Fortunately it's dry and clear when I'm out in the 135R. I'm being bashed around, my arms are beginning to burn with the effort as those cornering forces build and the fantastic-looking but unyielding seats are threatening to break my back as the road scurries under the unflinching wheels; but I'm smiling. Laughing out loud on occasion. This 135R, like every Elise I've driven, is capable of creating a soaring high that few cars can match. Yet it's a curiously different hit than you get with the standard car or the 111S.
On the road you're unlikely to breach its phenomenal grip. It will understeer gently but if you've got any notions of power-oversteer forget it - 135bhp isn't enough to trouble those Yokos and if you get it sliding through a fast corner (for which read very fast) then heaven help you.

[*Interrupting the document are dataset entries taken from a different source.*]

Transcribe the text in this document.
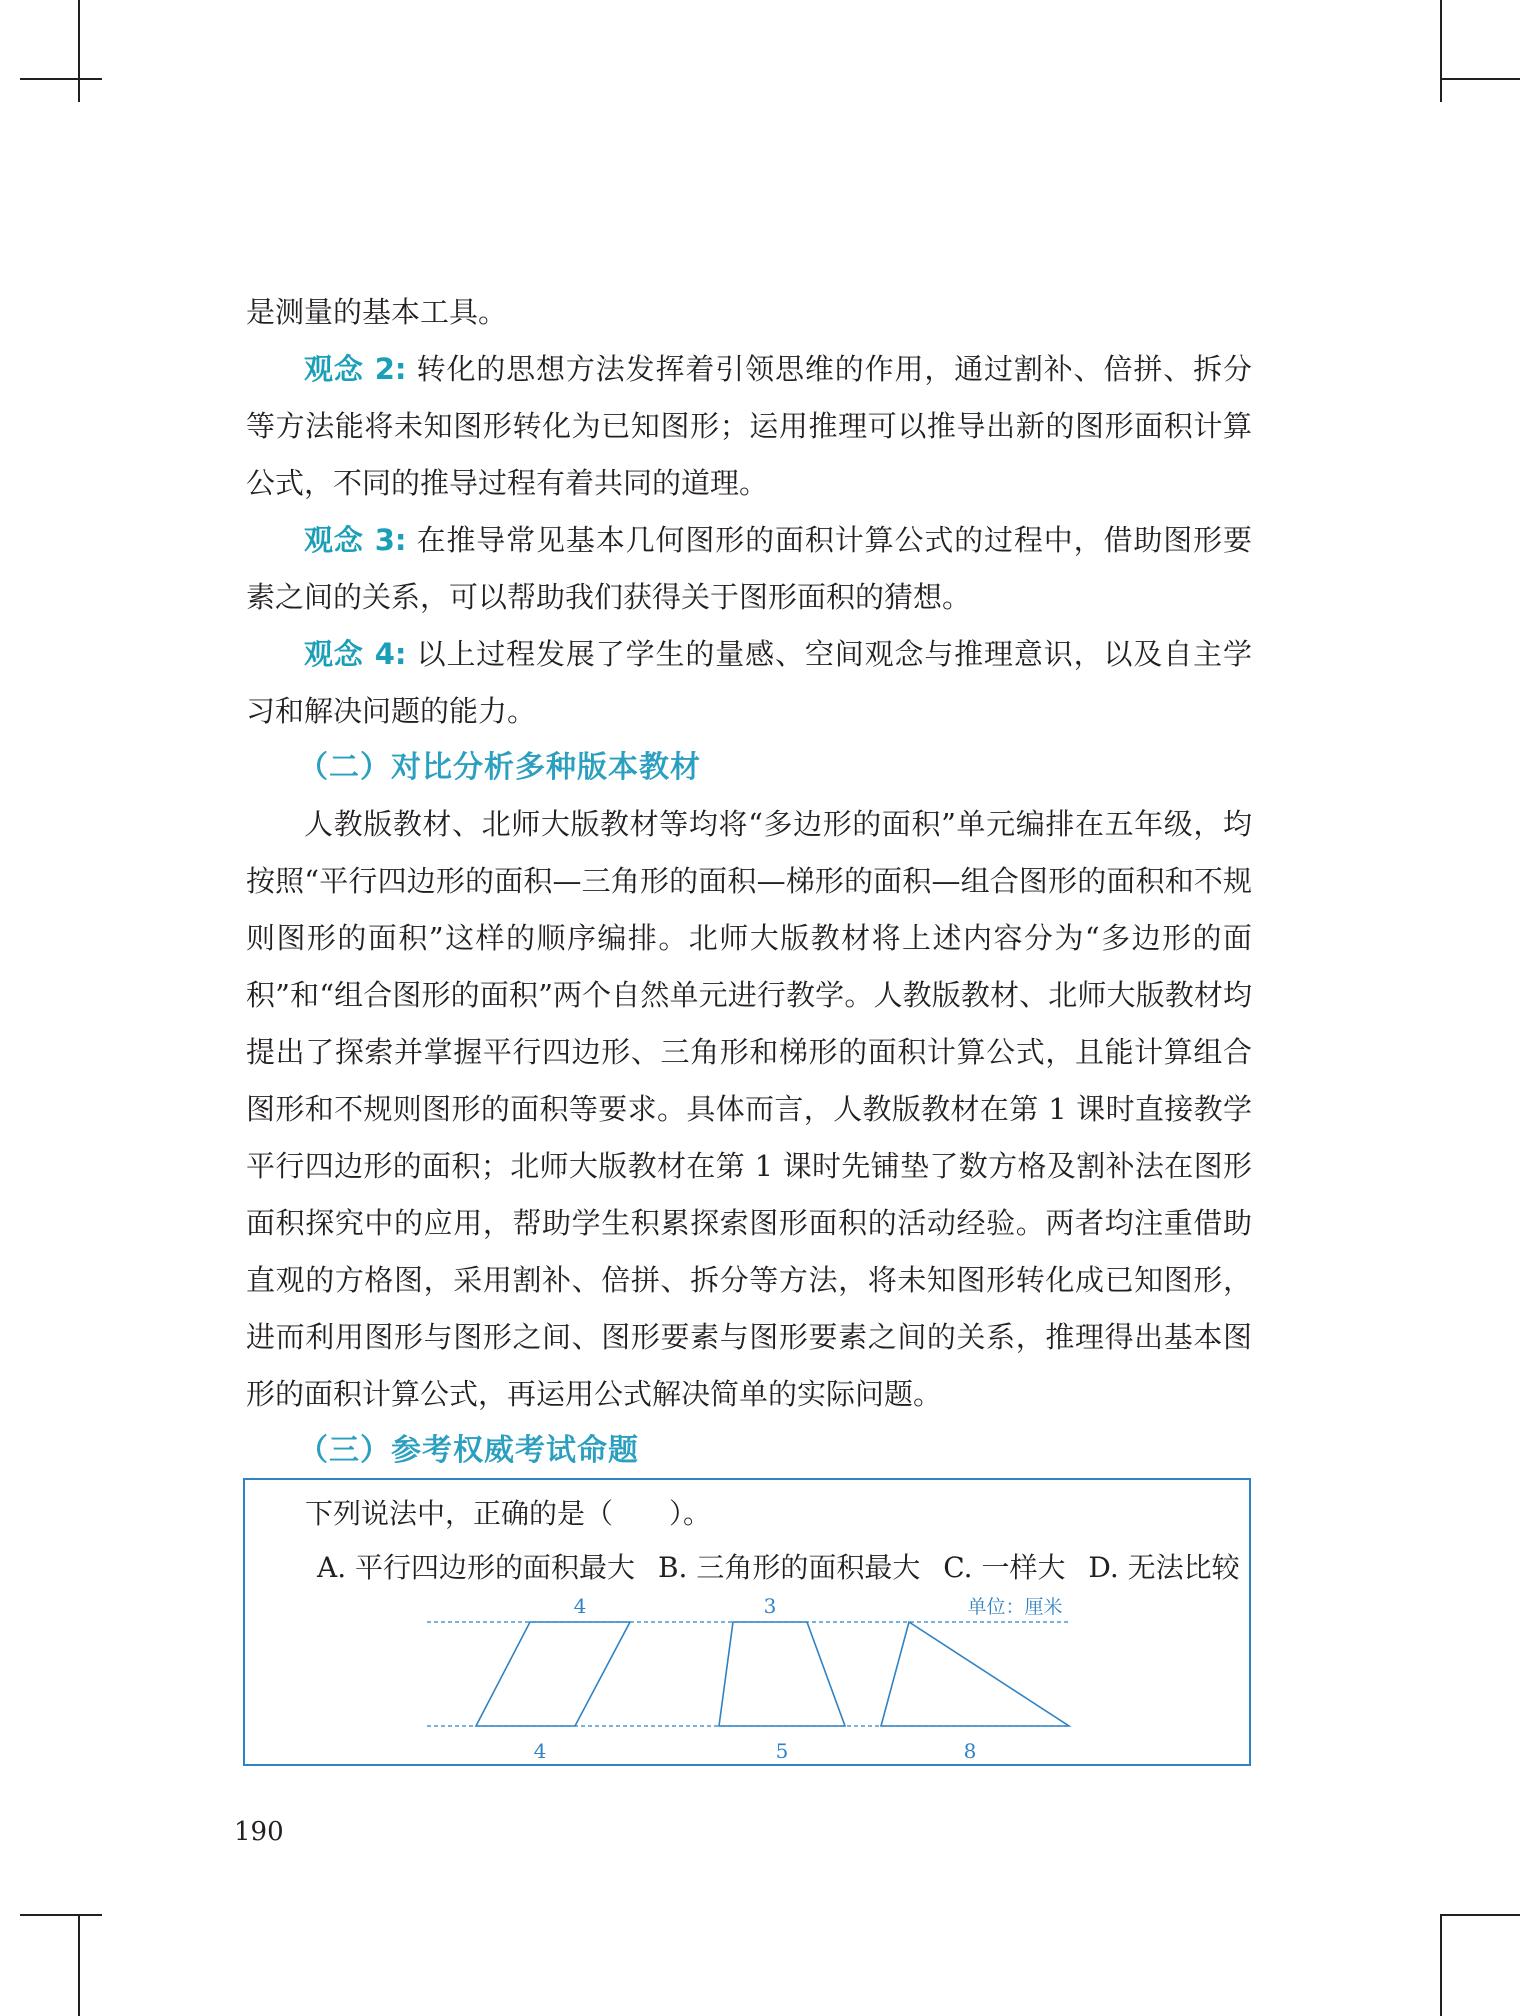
是测量的基本工具。

观念 2: 转化的思想方法发挥着引领思维的作用，通过割补、倍拼、拆分等方法能将未知图形转化为已知图形；运用推理可以推导出新的图形面积计算公式，不同的推导过程有着共同的道理。

观念 3: 在推导常见基本几何图形的面积计算公式的过程中，借助图形要素之间的关系，可以帮助我们获得关于图形面积的猜想。

观念 4: 以上过程发展了学生的量感、空间观念与推理意识，以及自主学习和解决问题的能力。

（二）对比分析多种版本教材

人教版教材、北师大版教材等均将“多边形的面积”单元编排在五年级，均按照“平行四边形的面积—三角形的面积—梯形的面积—组合图形的面积和不规则图形的面积”这样的顺序编排。北师大版教材将上述内容分为“多边形的面积”和“组合图形的面积”两个自然单元进行教学。人教版教材、北师大版教材均提出了探索并掌握平行四边形、三角形和梯形的面积计算公式，且能计算组合图形和不规则图形的面积等要求。具体而言，人教版教材在第 1 课时直接教学平行四边形的面积；北师大版教材在第 1 课时先铺垫了数方格及割补法在图形面积探究中的应用，帮助学生积累探索图形面积的活动经验。两者均注重借助直观的方格图，采用割补、倍拼、拆分等方法，将未知图形转化成已知图形，进而利用图形与图形之间、图形要素与图形要素之间的关系，推理得出基本图形的面积计算公式，再运用公式解决简单的实际问题。

（三）参考权威考试命题
下列说法中，正确的是（　　）。
A. 平行四边形的面积最大 B. 三角形的面积最大 C. 一样大 D. 无法比较
4	3	单位：厘米
4	5	8
190
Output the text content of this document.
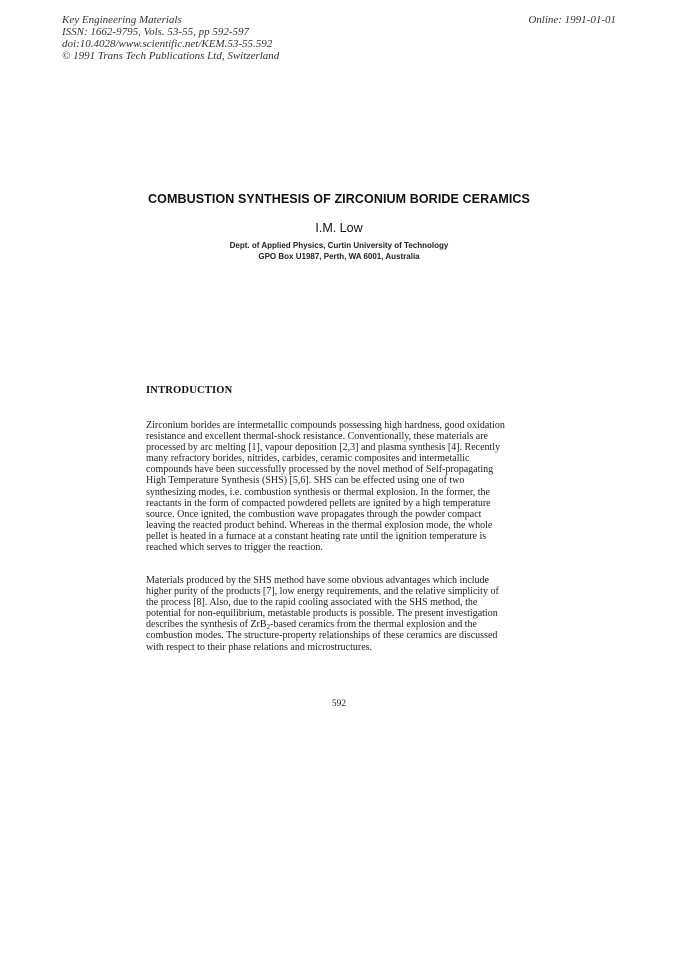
Key Engineering Materials
ISSN: 1662-9795, Vols. 53-55, pp 592-597
doi:10.4028/www.scientific.net/KEM.53-55.592
© 1991 Trans Tech Publications Ltd, Switzerland
Online: 1991-01-01
COMBUSTION SYNTHESIS OF ZIRCONIUM BORIDE CERAMICS
I.M. Low
Dept. of Applied Physics, Curtin University of Technology
GPO Box U1987, Perth, WA 6001, Australia
INTRODUCTION
Zirconium borides are intermetallic compounds possessing high hardness, good oxidation
resistance and excellent thermal-shock resistance. Conventionally, these materials are
processed by arc melting [1], vapour deposition [2,3] and plasma synthesis [4]. Recently
many refractory borides, nitrides, carbides, ceramic composites and intermetallic
compounds have been successfully processed by the novel method of Self-propagating
High Temperature Synthesis (SHS) [5,6]. SHS can be effected using one of two
synthesizing modes, i.e. combustion synthesis or thermal explosion. In the former, the
reactants in the form of compacted powdered pellets are ignited by a high temperature
source. Once ignited, the combustion wave propagates through the powder compact
leaving the reacted product behind. Whereas in the thermal explosion mode, the whole
pellet is heated in a furnace at a constant heating rate until the ignition temperature is
reached which serves to trigger the reaction.
Materials produced by the SHS method have some obvious advantages which include
higher purity of the products [7], low energy requirements, and the relative simplicity of
the process [8]. Also, due to the rapid cooling associated with the SHS method, the
potential for non-equilibrium, metastable products is possible. The present investigation
describes the synthesis of ZrB$_2$-based ceramics from the thermal explosion and the
combustion modes. The structure-property relationships of these ceramics are discussed
with respect to their phase relations and microstructures.
592
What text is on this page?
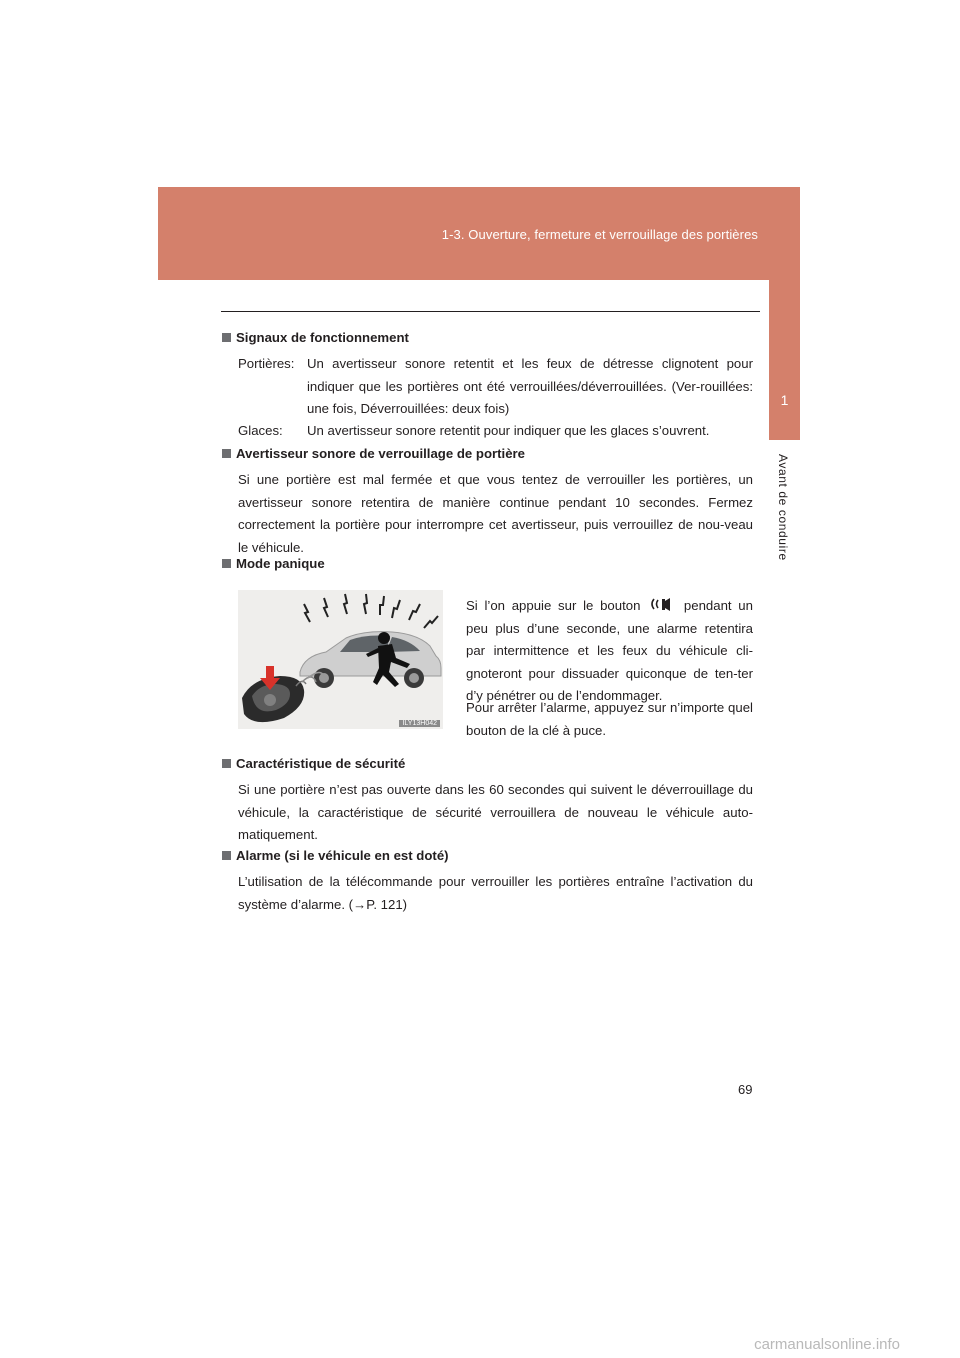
1-3. Ouverture, fermeture et verrouillage des portières
1
Avant de conduire
Signaux de fonctionnement
Portières: Un avertisseur sonore retentit et les feux de détresse clignotent pour indiquer que les portières ont été verrouillées/déverrouillées. (Ver-rouillées: une fois, Déverrouillées: deux fois)
Glaces: Un avertisseur sonore retentit pour indiquer que les glaces s’ouvrent.
Avertisseur sonore de verrouillage de portière
Si une portière est mal fermée et que vous tentez de verrouiller les portières, un avertisseur sonore retentira de manière continue pendant 10 secondes. Fermez correctement la portière pour interrompre cet avertisseur, puis verrouillez de nou-veau le véhicule.
Mode panique
ILY13H042
Si l’on appuie sur le bouton	pendant un peu plus d’une seconde, une alarme retentira par intermittence et les feux du véhicule cli-gnoteront pour dissuader quiconque de ten-ter d’y pénétrer ou de l’endommager.
Pour arrêter l’alarme, appuyez sur n’importe quel bouton de la clé à puce.
Caractéristique de sécurité
Si une portière n’est pas ouverte dans les 60 secondes qui suivent le déverrouillage du véhicule, la caractéristique de sécurité verrouillera de nouveau le véhicule auto-matiquement.
Alarme (si le véhicule en est doté)
L’utilisation de la télécommande pour verrouiller les portières entraîne l’activation du système d’alarme. (→P. 121)
69
carmanualsonline.info
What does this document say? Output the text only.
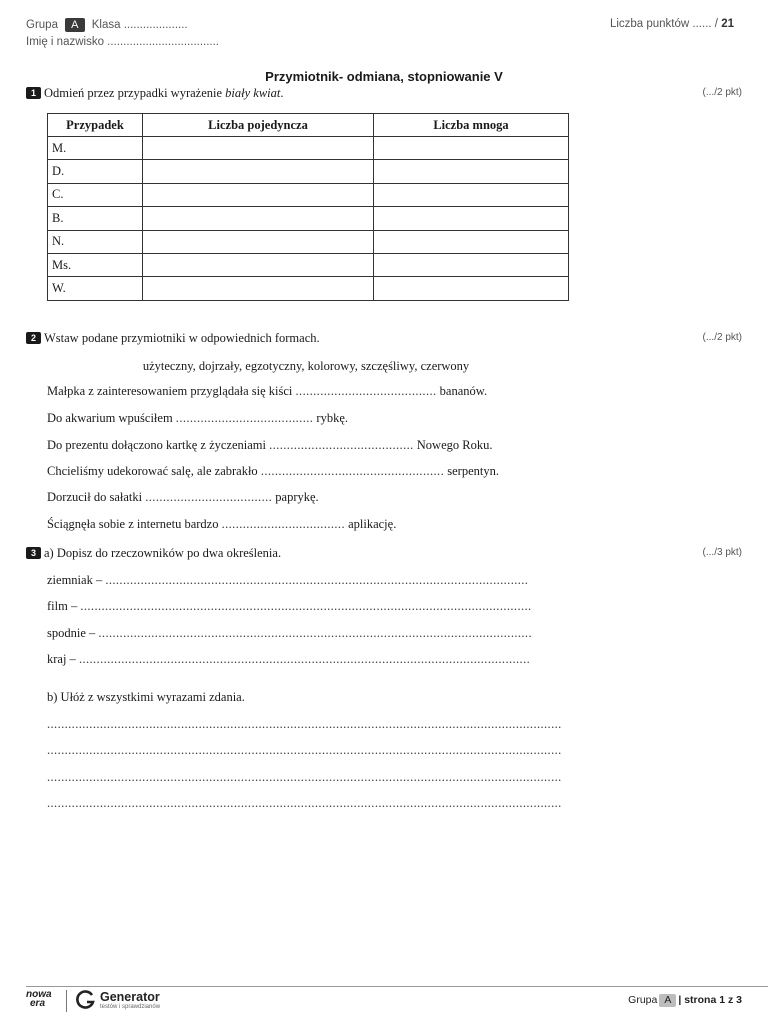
Grupa A Klasa ....................
Imię i nazwisko ...................................
Liczba punktów ...... / 21
Przymiotnik- odmiana, stopniowanie V
1 Odmień przez przypadki wyrażenie biały kwiat.	(.../2 pkt)
Przypadek	Liczba pojedyncza	Liczba mnoga
M.		
D.		
C.		
B.		
N.		
Ms.		
W.		
2 Wstaw podane przymiotniki w odpowiednich formach.	(.../2 pkt)
użyteczny, dojrzały, egzotyczny, kolorowy, szczęśliwy, czerwony
Małpka z zainteresowaniem przyglądała się kiści ........................................ bananów.
Do akwarium wpuściłem ....................................... rybkę.
Do prezentu dołączono kartkę z życzeniami ......................................... Nowego Roku.
Chcieliśmy udekorować salę, ale zabrakło .................................................... serpentyn.
Dorzucił do sałatki .................................... paprykę.
Ściągnęła sobie z internetu bardzo ................................... aplikację.
3 a) Dopisz do rzeczowników po dwa określenia.	(.../3 pkt)
ziemniak – ........................................................................................................................
film – ................................................................................................................................
spodnie – ...........................................................................................................................
kraj – ................................................................................................................................
b) Ułóż z wszystkimi wyrazami zdania.
..................................................................................................................................................
..................................................................................................................................................
..................................................................................................................................................
..................................................................................................................................................
nowa
era	Generator
testów i sprawdzianów
Grupa A | strona 1 z 3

It's best left for the track.
And that's the crux of the issue. The 135R needs a racetrack to reveal its true character and towering ability. On the road it delivers its best maybe 10 per cent of the time. For some people that may not be enough. Besides, there's another car out there that's nearly as thrilling at its best but has 200bhp and an accessible, exploitable chassis. Whisper it... it wears a Vauxhall badge.